Yes, immunostaining of yeast with Nano-Boosters is in fact simpler than with traditional (IgG) antibodies, because Nano-Boosters can penetrate the yeast cell wall due to their small size. For an optimized protocol for yeast staining with Nano-Boosters (here a GFP nanobody) see Kaplan & Ewers, Nat Protoc. 2015: www.ncbi.nlm.nih.gov/pubmed/26068895
For what cell types and organisms can I use the Nano-Boosters to conduct IF experiments?
Nano-Boosters have been tested in cell culture, yeast, tissue slices, fly, zebrafish, and mouse. Tests in C. elegans have not been successful so far.
Do Nano-Boosters work in immunohistochemistry (IHC) on tissue sections? If so, what is a recommended protocol?

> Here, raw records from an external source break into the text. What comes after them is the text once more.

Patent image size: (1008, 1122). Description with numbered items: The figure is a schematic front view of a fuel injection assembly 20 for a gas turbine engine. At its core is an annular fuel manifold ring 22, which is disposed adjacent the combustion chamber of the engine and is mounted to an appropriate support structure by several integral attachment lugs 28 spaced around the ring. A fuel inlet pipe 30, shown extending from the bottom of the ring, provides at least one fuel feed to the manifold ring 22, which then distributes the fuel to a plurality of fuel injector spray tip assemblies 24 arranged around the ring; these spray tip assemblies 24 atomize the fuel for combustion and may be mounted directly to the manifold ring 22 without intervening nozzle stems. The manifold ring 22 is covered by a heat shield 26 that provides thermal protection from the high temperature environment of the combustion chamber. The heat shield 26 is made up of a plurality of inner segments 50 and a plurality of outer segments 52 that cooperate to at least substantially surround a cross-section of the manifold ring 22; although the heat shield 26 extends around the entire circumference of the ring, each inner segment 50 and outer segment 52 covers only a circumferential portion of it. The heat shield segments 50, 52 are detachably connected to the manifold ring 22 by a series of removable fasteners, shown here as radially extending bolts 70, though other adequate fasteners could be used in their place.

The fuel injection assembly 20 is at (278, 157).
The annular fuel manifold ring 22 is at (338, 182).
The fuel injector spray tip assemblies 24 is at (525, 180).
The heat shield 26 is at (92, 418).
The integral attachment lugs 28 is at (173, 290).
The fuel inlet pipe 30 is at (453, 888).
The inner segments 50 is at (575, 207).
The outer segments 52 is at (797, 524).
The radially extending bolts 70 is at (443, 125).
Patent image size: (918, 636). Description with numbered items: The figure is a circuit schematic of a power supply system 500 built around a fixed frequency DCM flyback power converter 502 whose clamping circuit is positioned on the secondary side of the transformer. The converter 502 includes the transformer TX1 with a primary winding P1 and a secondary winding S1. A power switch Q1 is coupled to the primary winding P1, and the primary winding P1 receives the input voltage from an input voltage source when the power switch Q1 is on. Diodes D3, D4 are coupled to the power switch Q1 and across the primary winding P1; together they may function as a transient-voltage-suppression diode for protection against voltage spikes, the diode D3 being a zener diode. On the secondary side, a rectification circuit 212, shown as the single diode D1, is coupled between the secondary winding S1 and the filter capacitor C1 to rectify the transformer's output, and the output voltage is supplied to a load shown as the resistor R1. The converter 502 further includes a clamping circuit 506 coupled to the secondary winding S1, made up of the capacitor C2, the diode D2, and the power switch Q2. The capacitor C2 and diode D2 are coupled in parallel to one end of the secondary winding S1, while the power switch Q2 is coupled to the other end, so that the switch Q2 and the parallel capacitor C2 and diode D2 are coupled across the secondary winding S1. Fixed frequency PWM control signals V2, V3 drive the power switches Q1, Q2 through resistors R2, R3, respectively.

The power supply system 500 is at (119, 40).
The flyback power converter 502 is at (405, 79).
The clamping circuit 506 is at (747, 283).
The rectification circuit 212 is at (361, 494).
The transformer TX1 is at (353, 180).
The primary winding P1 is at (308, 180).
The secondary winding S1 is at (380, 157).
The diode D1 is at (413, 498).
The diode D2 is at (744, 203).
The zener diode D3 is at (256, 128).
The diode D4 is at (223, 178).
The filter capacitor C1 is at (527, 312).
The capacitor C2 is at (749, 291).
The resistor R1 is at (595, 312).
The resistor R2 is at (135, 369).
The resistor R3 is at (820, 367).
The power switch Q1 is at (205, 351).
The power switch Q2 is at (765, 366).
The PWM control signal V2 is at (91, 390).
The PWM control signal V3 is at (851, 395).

Yes, our customers successfully use GFP- and RFP-Boosters in IHC on both frozen and paraffin sections. For example, the following IHC conditions have been have published in http://www.ncbi.nlm.nih.gov/pubmed/24035894:
“For analysis of dendritic spines mice were anesthetized and transcardially perfused with PBS and then 4% para-formaldehyde/PBS. Brains were post-fixed in 4% PFA/PBS for 1 hour and 50μm sagittal sections cut using a Leica Vibratome. Floating brain sections were incubated for 2 hours in blocking solution (3 % Bovine Serum Albumin (BSA), 5 % Normal Goat Serum (NGS) and 0.2 % Triton X100 in PBS) and then incubated overnight with GFP booster Atto 488 (1:200 in 2 % BSA, 5 % NGS in PBS). Sections were then washed 4x20 mins in PBS and mounted on microscopy slides using Fluoromount (Sigma-Aldrich, Arklow, Ireland).”